Hospitals would be able to bill claims on CMS-1500 forms for physicians who have already reassigned their billing to the hospital, as in the case of employed physicians. Otherwise, hospitals would have the option of enrolling the location as the type of provider or supplier it wishes to bill to meet the requirements of that payment system (e.g., ambulatory surgery center or group practice).
"This proposal will be very challenging for hospitals that have community physicians practice at their off-campus outpatient departments that will no longer be paid under OPPS," says Valerie Rinkle, MPA, lead regulatory specialist and instructor for HCPro, a division of BLR, in Middleton, Massachusetts.
"These physicians would bill with the office place of service code and the hospital would have to figure out how to get compensated," she says. "This will likely require hospitals to re-write their agreements with these physicians."
CMS' proposal for operationalizing Section 603 comes as somewhat of a surprise since the burden is being placed squarely on providers, with CMS' own systems not ready to allow existing billing practices, says Jugna Shah, MPH, president and founder of Nimitt Consulting, Inc.
"Some providers hoped CMS would delay implementation and others speculated that modifier –PO might get repurposed for CY 2017," says Shah. "Perhaps commenters will be able to offer CMS solutions that will minimize provider operational burden."
CMS writes in the proposed rule:
We intend the policy we are proposing in this proposed rule to be a temporary, 1-year solution until we can adapt our systems to accommodate payment to off-campus PBDs for the non-excepted items and services they furnish under the applicable payment system, other than OPPS.

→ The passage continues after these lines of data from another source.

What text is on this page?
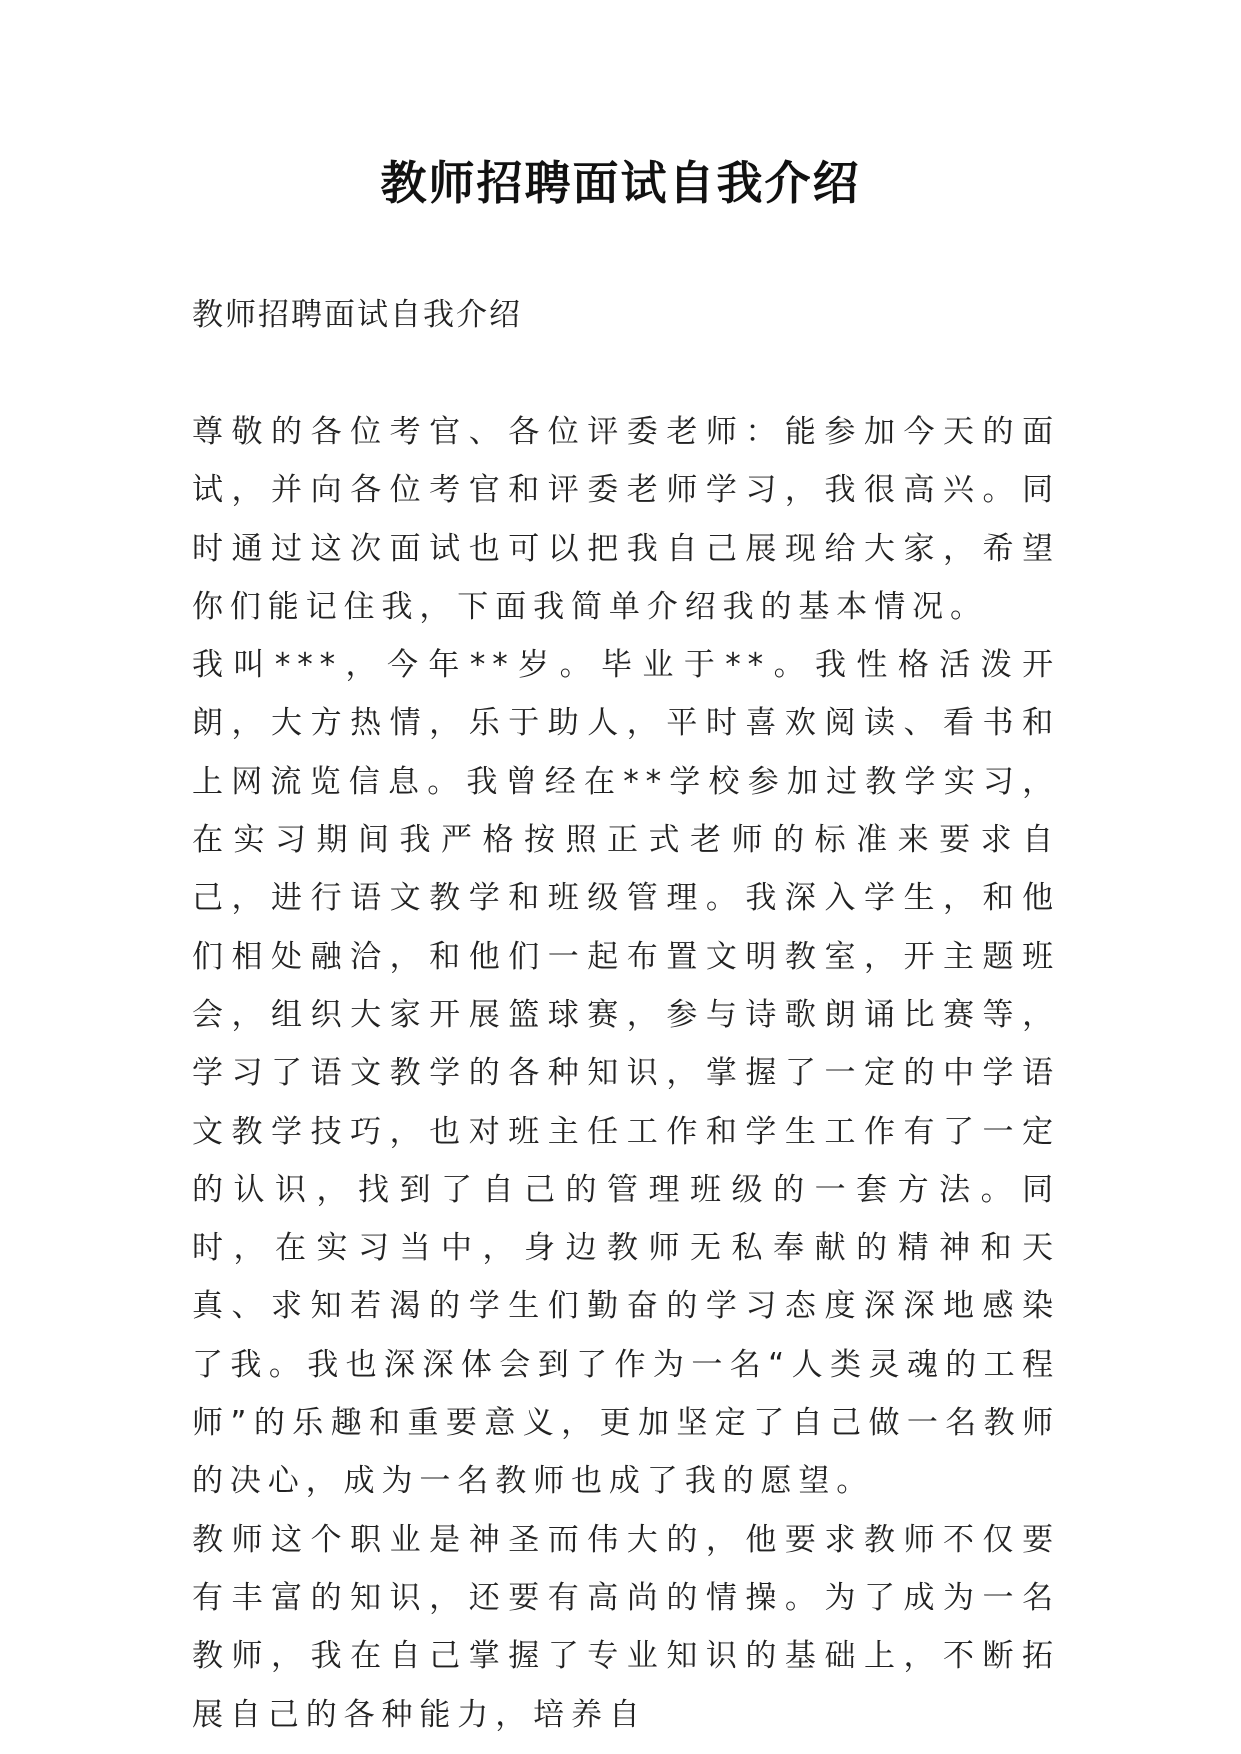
教师招聘面试自我介绍

教师招聘面试自我介绍

尊敬的各位考官、各位评委老师：能参加今天的面试，并向各位考官和评委老师学习，我很高兴。同时通过这次面试也可以把我自己展现给大家，希望你们能记住我，下面我简单介绍我的基本情况。

我叫***，今年**岁。毕业于**。我性格活泼开朗，大方热情，乐于助人，平时喜欢阅读、看书和上网流览信息。我曾经在**学校参加过教学实习，在实习期间我严格按照正式老师的标准来要求自己，进行语文教学和班级管理。我深入学生，和他们相处融洽，和他们一起布置文明教室，开主题班会，组织大家开展篮球赛，参与诗歌朗诵比赛等，学习了语文教学的各种知识，掌握了一定的中学语文教学技巧，也对班主任工作和学生工作有了一定的认识，找到了自己的管理班级的一套方法。同时，在实习当中，身边教师无私奉献的精神和天真、求知若渴的学生们勤奋的学习态度深深地感染了我。我也深深体会到了作为一名“人类灵魂的工程师”的乐趣和重要意义，更加坚定了自己做一名教师的决心，成为一名教师也成了我的愿望。

教师这个职业是神圣而伟大的，他要求教师不仅要有丰富的知识，还要有高尚的情操。为了成为一名教师，我在自己掌握了专业知识的基础上，不断拓展自己的各种能力，培养自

CMS would allow certain excepted items and services to still be billed under the OPPS:
- All items and services furnished in a dedicated emergency department
- Items and services furnished in a hospital department within 250 yards of a remote location of the hospital and within 250 yards of the main hospital (i.e., on-campus)
- Items and services that were furnished and billed by an off-campus PBD prior to November 2, 2015
Hospitals could also continue to bill for services at these facilities that are not paid under the OPPS, such as laboratory services.

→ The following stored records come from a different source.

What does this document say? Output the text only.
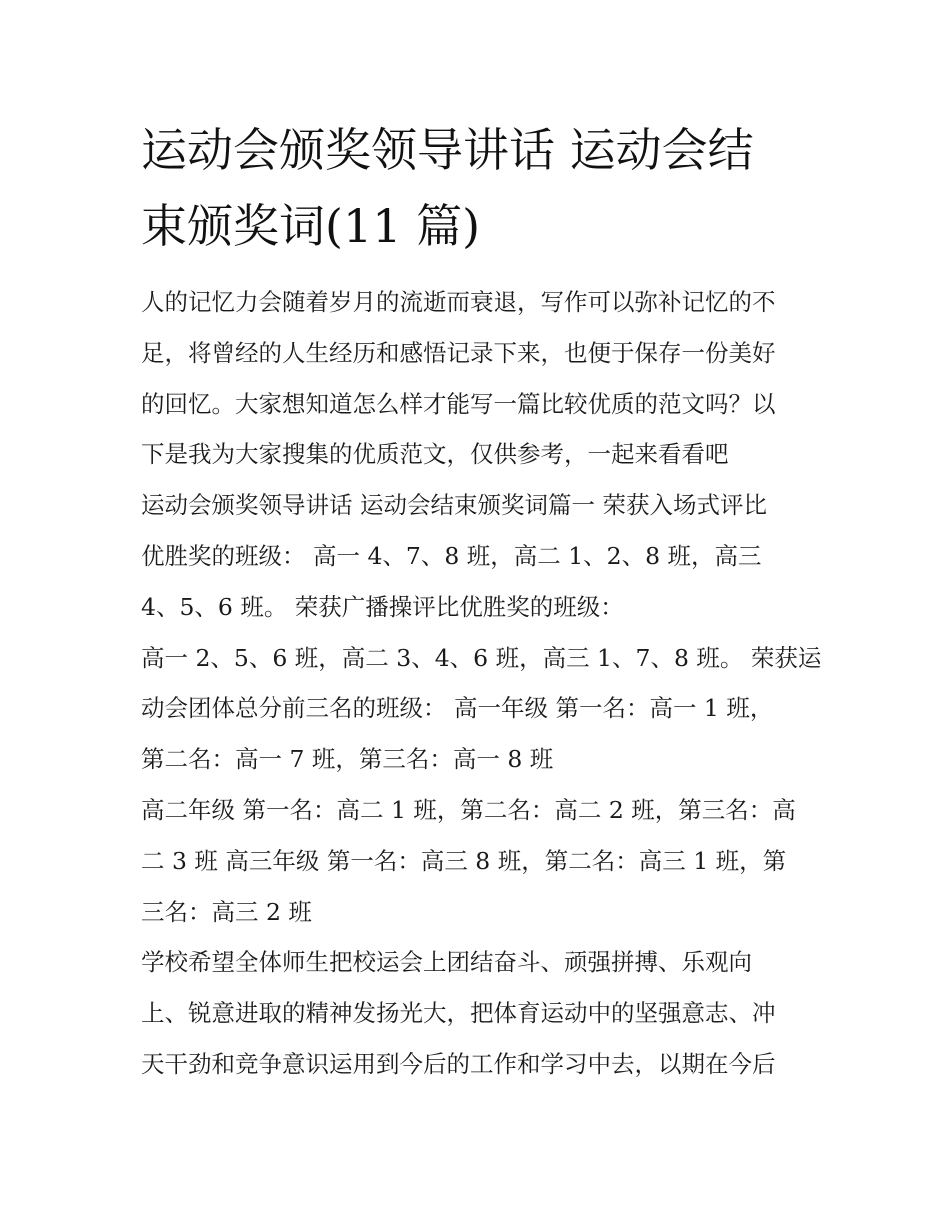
运动会颁奖领导讲话 运动会结
束颁奖词(11 篇)
人的记忆力会随着岁月的流逝而衰退，写作可以弥补记忆的不
足，将曾经的人生经历和感悟记录下来，也便于保存一份美好
的回忆。大家想知道怎么样才能写一篇比较优质的范文吗？以
下是我为大家搜集的优质范文，仅供参考，一起来看看吧
运动会颁奖领导讲话 运动会结束颁奖词篇一 荣获入场式评比
优胜奖的班级： 高一 4、7、8 班，高二 1、2、8 班，高三
4、5、6 班。 荣获广播操评比优胜奖的班级：
高一 2、5、6 班，高二 3、4、6 班，高三 1、7、8 班。 荣获运
动会团体总分前三名的班级： 高一年级 第一名：高一 1 班，
第二名：高一 7 班，第三名：高一 8 班
高二年级 第一名：高二 1 班，第二名：高二 2 班，第三名：高
二 3 班 高三年级 第一名：高三 8 班，第二名：高三 1 班，第
三名：高三 2 班
学校希望全体师生把校运会上团结奋斗、顽强拼搏、乐观向
上、锐意进取的精神发扬光大，把体育运动中的坚强意志、冲
天干劲和竞争意识运用到今后的工作和学习中去，以期在今后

Off-campus PBDs built and billing before November 2, 2015, would retain grandfathered status or what CMS calls "excepted" status and continue billing under the OPPS, but the proposed rule includes some caveats. While the agency proposes that a change in ownership would not change an off-campus PBD's excepted status as long as the new owner assumes the same provider agreement, a change in location would. However, CMS is requesting comments on this provision and whether certain exceptions should apply for situations beyond a hospital's control such as a natural disaster.
Off-campus PBDs that expand services beyond those offered and billed before November 2, 2015, will not be allowed to bill them under the OPPS. CMS has proposed clinical families based on APCs that would determine whether those expanded services would continue to be excepted (see Table 21 on page 342 of the proposed rule).
"The concept of tracking service expansion by APC will be extremely difficult to implement and operationalize," says Rinkle. "It would have been simpler for CMS to define this by revenue codes than APCs."